Dalmady reflects that, if he loses Suleiman, he might get a job somewhere cleaning latrines. (p. 537) Anderson acknowledges in Mirkheim that, although there are great opportunities in van Rijn's time, many individuals will be unlucky or unsuccessful. (Rise Of The Terran Empire, pp. 139-140 and see here.) However, I argue that technology can facilitate the building of a society in which educational and economic resources are deployed to ensure that every individual has the opportunity to develop fully and freely. This is one of the fundamental issues that arises in some of Poul Anderson's works.


  1. Kaor, Paul!

    Am I right thinking the old, old legend Dalmady remembered came from a certain story about a somewhat devious patriarch seen in the Book of Genesis? (Smiles)

    My answer to your quiz question: "Margin of Profit" and "Day of Burning."

    I think you should have added to your last paragraph a warning that no matter how advanced a civilization might become, not everybody will take advantage of the opportunities open to them. There will always be SOME who fail except thru their own mistakes--and then refuse to correct those mistakes. Because we are all imperfect and prone to making mistakes.


    1. Sean,
      Those are the right answers for those quiz questions.
      I don't think we can say what will always be. Fundamental change is possible or we wouldn't be here.

    2. Kaor, Paul!

      Glad I was right about the quiz questions! (Smiles)

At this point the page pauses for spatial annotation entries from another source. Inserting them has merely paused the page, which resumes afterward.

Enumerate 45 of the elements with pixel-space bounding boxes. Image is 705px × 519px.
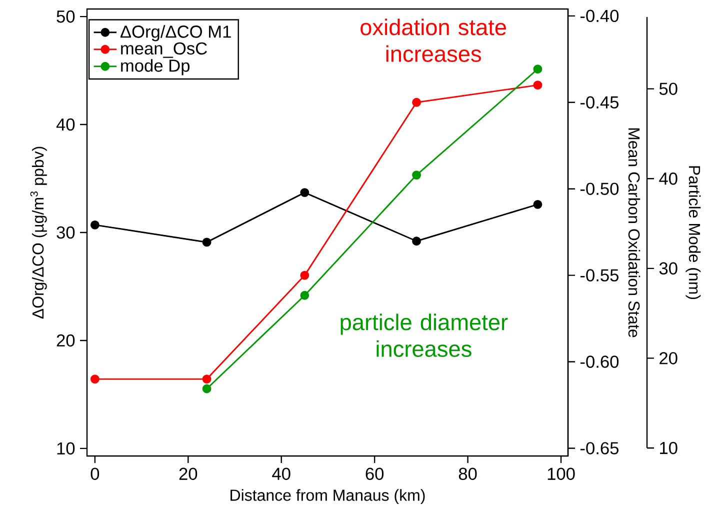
point [412,170,421,180]
point [533,200,542,209]
y3-tick-label: 40 [659,172,678,185]
legend-label: mode Dp [121,59,190,76]
legend-label: ΔOrg/ΔCO M1 [120,25,231,42]
point [300,270,310,280]
point [202,374,212,384]
y3-tick-label: 10 [660,442,678,454]
legend-label: mean_OsC [121,42,207,58]
point [412,236,421,246]
x-tick-label: 80 [458,468,477,480]
y3-tick-label: 50 [659,82,678,95]
x-tick-label: 40 [272,468,290,480]
point [300,188,310,198]
y2-axis-title: Mean Carbon Oxidation State [628,128,640,338]
x-tick-label: 100 [548,468,575,480]
annotation: oxidation state increases [360,18,506,62]
y2-tick-label: -0.65 [580,442,618,454]
x-axis-title: Distance from Manaus (km) [230,489,425,504]
y-tick-label: 30 [56,226,75,239]
y2-tick-label: -0.60 [580,356,619,368]
point [90,220,100,230]
point [90,374,100,384]
y-tick-label: 10 [57,442,75,455]
point [202,384,212,394]
y-axis-title: ΔOrg/ΔCO (µg/m$^{3}$ ppbv) [30,146,47,319]
y3-axis-title: Particle Mode (nm) [686,166,701,300]
y2-tick-label: -0.40 [580,10,619,22]
y-tick-label: 20 [56,334,75,347]
point [412,98,421,107]
y2-tick-label: -0.55 [580,269,618,282]
y3-tick-label: 20 [660,352,678,364]
y3-tick-label: 30 [659,262,678,275]
x-tick-label: 60 [366,468,384,480]
x-tick-label: 20 [179,468,198,480]
point [202,238,212,247]
y2-tick-label: -0.50 [580,182,619,195]
y-tick-label: 50 [56,10,75,23]
y2-tick-label: -0.45 [580,96,618,109]
y-tick-label: 40 [56,118,75,131]
point [300,290,310,300]
point [533,80,542,90]
point [533,64,542,74]
x-tick-label: 0 [90,468,100,480]
annotation: particle diameter increases [340,314,508,357]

      Regretfully, I still disagree with you about human nature. I say NOTHING will change the potentiality for failure or disappointment we all have.


    3. Sean:
      While I mostly agree with you on the human nature aspect, we need to remember that humanity as a whole might, due to some great societal or technological change, alter human minds to the point that they'd no longer be human minds as WE understand the term -- but if ALL the humans of that time were changed in the same way, THEY would accept the new mindset. And that new way of thought MIGHT be able, in some manner I can't envision, to do away with the potential for failure or disappointment.

      The problem is that a story about them wouldn't be very enjoyable for most of us, because the characters would be ALIEN in our eyes.

    4. David,
      "Human nature" varies a lot in recorded and existing societies.
      I expect you to answer the quiz question in the "Pure Science" post?

    5. Kaor, DAVID!

      I have to agree with the logic of what you said, ASSUMING some drastic change of the kind you mentioned happened to EVERY single human being. But, in that case, as you said, would they even STILL be humans, rather than aliens? The closest we see that happening in Poul Anderson's works would be either the Danellians of the Time Patrol stories or the briefly glimpsed, absolutely changed being we see in "Requiem For A Universe." And the somewhat self serving actions ordered by the Danellians in "The Only Game In Town" makes me doubtful their nature is so different from ours.

      As a Catholic I still think the only time such a transcendent change will ever happen will be at the Second Coming of Christ.


    6. Sean:
      *Brain Wave* at least moves in that direction.

    7. David,
      I think BRAIN WAVE goes all the way. Reason wins its long struggle against instinct. Men consciously and intelligently control their own mental and emotional states.

    8. Kaor, DAVID and Paul!

      David: BRAIN WAVE moves in that direction, I agree.

      Paul: Maybe, as regards those who went to the stars. But what of the ex-morons and those formerly "ordinary" humans who refused to accept being "transcended"? They, along with the now far more intelligent animals, would seem to have remained at our imperfect level.

      Moreover, I don't think Poul Anderson ever again in his later works, except very briefly in "Requiem For A Universe," accepted or believed in the idea of human self perfection. THE HARVEST OF STARS books and GENESIS does not show us mankind becoming as we see it in BRAIN WAVE.

      I conclude that Anderson wasd skeptical or disbelieving of such ideas in his later works.